Как оказалось, «Ремонтная практика» для нас вовсе не закончилась, надо было еще написать отчет и подать «рацуху» – рацпредложение. С рацпредложением было проще, я еще на заводе, увидев, как сворачивают гермоукупорку и придумал механизм ее сворачивания на крутящийся валик и оформил свои мысли, как рацпредложение. Не знаю, воспользовался ли кто-нибудь моим предложением, а вот я, будучи уже командиром батареи, это предложение воплотил в жизнь, получив за это благодарность, от зам. командира полка по вооружению, который увидел мою «рацуху» в действии. А вот с написанием отчета, как-то не получалось. Скажи мне сейчас написать отчет – да нет проблем, на любую тему, по любому вопросу, в нужном количестве листов и формате. А тогда это была проблема. Так было не только у меня, мои товарищи были точно в таком же состоянии. Что-то «накалякали», это начальство не удовлетворило, потребовали написать, более расширено. Надо, так надо! Описали каждый день, что делали, начиная с подъема и до отбоя, уточняя даже некоторые нюансы, например, каким цветом были окрашены стены в цехах... Отстали.

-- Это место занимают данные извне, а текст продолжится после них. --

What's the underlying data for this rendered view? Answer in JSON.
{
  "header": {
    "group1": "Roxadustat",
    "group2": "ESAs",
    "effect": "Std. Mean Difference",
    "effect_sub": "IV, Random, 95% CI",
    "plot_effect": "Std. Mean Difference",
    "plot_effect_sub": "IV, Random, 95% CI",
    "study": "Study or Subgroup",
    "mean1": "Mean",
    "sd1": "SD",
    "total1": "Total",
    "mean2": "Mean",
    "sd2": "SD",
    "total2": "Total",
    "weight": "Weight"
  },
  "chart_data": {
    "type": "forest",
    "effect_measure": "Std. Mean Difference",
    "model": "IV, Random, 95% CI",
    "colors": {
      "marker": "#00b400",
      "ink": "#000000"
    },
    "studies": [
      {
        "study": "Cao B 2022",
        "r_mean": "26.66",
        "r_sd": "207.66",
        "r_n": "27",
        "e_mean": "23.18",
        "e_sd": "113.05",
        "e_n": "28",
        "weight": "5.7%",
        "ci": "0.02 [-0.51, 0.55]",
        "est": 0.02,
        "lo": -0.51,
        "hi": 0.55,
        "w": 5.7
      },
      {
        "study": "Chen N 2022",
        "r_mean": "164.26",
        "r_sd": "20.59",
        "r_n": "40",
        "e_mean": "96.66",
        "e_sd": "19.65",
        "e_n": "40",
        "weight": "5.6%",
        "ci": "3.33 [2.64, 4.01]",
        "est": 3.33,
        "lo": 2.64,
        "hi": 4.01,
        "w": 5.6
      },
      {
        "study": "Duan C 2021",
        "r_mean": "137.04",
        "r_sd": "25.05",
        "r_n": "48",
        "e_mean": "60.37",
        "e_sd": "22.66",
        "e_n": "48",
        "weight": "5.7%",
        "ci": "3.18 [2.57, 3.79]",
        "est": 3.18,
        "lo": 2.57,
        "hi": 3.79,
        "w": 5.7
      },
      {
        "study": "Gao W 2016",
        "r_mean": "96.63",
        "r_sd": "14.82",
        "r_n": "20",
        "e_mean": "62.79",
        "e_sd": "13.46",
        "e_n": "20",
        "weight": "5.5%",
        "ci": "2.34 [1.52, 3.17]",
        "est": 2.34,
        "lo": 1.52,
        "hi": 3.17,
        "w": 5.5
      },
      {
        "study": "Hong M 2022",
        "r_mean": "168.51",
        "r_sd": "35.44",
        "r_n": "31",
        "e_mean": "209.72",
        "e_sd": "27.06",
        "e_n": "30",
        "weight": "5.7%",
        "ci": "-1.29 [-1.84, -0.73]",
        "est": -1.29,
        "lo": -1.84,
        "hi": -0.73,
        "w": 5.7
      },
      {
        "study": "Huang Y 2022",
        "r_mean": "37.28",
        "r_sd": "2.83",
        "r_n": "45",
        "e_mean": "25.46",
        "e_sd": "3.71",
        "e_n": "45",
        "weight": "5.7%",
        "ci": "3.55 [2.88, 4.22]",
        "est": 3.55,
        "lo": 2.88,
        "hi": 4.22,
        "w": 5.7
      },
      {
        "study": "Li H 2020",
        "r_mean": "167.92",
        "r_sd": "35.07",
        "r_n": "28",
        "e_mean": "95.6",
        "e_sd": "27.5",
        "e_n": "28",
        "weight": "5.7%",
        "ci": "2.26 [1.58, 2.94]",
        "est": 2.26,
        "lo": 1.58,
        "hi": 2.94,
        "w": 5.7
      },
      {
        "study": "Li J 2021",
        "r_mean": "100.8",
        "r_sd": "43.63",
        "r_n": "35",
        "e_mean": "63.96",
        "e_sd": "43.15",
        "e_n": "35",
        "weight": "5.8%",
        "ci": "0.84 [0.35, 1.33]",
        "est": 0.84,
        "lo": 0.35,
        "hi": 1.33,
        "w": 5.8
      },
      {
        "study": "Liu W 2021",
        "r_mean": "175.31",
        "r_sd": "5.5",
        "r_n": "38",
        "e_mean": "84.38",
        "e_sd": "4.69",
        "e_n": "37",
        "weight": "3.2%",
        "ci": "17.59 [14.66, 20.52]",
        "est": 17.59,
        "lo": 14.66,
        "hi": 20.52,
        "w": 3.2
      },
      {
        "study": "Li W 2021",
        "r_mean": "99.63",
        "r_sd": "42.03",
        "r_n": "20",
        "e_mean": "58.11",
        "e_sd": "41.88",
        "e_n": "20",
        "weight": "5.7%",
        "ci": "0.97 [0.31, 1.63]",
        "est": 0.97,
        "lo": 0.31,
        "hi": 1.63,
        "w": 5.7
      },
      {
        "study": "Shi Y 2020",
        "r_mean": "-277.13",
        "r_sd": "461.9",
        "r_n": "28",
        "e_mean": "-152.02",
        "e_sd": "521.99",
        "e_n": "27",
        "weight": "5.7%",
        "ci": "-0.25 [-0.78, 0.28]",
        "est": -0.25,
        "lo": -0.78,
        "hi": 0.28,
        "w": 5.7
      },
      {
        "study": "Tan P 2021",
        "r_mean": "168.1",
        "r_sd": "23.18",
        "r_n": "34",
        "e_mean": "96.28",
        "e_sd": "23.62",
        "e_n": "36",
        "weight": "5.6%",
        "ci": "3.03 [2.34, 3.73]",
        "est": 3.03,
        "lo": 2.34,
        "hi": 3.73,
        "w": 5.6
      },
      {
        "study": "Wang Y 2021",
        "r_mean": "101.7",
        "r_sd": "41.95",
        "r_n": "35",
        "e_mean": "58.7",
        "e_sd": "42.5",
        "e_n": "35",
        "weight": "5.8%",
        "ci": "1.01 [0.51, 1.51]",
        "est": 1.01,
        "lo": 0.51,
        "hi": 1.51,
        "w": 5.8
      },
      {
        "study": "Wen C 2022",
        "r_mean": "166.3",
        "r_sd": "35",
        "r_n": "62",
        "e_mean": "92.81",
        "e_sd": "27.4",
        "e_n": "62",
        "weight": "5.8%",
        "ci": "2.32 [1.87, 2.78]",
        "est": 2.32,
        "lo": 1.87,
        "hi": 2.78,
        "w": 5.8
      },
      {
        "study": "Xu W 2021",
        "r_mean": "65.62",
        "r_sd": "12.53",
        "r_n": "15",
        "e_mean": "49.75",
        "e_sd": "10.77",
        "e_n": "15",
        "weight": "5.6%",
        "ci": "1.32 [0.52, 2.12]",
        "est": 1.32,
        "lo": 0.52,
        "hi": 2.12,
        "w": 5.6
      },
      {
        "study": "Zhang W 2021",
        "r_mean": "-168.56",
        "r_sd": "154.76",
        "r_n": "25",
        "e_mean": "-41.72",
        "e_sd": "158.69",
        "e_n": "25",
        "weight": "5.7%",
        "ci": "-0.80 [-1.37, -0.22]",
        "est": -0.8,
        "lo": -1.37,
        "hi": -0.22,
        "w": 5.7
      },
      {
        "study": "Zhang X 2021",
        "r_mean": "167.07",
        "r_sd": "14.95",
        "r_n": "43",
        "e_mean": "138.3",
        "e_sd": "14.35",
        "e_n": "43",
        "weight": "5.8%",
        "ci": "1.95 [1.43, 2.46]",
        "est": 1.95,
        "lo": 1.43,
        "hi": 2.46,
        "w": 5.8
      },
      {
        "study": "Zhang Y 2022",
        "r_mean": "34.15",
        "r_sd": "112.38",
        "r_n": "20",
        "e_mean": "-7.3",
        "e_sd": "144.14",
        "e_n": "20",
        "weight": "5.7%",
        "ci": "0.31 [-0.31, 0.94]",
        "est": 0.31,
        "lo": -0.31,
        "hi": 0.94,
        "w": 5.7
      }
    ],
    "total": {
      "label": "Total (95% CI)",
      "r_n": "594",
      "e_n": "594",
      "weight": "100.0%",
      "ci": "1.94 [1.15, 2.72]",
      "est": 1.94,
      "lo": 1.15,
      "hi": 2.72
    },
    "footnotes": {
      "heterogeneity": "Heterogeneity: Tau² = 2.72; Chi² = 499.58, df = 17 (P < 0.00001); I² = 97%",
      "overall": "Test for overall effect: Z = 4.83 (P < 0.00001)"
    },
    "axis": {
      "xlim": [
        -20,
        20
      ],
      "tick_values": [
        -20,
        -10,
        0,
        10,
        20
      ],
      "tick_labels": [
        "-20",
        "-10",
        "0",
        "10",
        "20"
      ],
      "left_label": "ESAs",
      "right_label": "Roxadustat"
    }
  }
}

Но и это было не все. Вскоре, икнулся наш поход в ресторан «Хопер». Вызывает меня к себе начальник курса майор Казанцев и как только я перешагнул порог его кабинета, тут же получил от него вопросы: «Как вы оказались в ресторане? Как Ширкин оказался в комендатуре? Почему бросили товарища в сложной обстановке?», ну и тому подобные вопросы, типа – «Где был «народ» в три часа утра, почему никого не было в «общаге»?» Я хотел прикинуться, и косил под «дурака», мол «моя хата с краю, я ничего не знаю». Однако из этого ничего не вышло, он знал почти все, без мелких подробностей. На первый вопрос у меня был готов ответ еще в Балашове – пришли пообедать в кафе, а вышли уже из ресторана, мы и знать не могли, что у них там кафе превращается в ресторан после 17 часов. Про Ширкина, я сказал, что он совершенно трезвый, как и все мы, пошел в раздевалку за шинелью. А по пути его схватила какая-то «орлица», мы и не заметили, как она, уволокла «цыпленка» – ростом 1м 82 см. Как потом выяснилось, через запасной выход на улицу, и не схвати его «Патруль» ночевал бы уж точно не в «общаге». А дальнейшее мне стало известно, когда мы с полковником Хворост забирали его, совершено трезвого, из комендатуры. На вопрос «где был «народ» в три часа утра», я ответил просто – видимо, отдыхал в другом месте в комендатуре точно, никого, из наших, больше не было...
На этом все и закончилось, и вспоминалось нами всегда с улыбкой.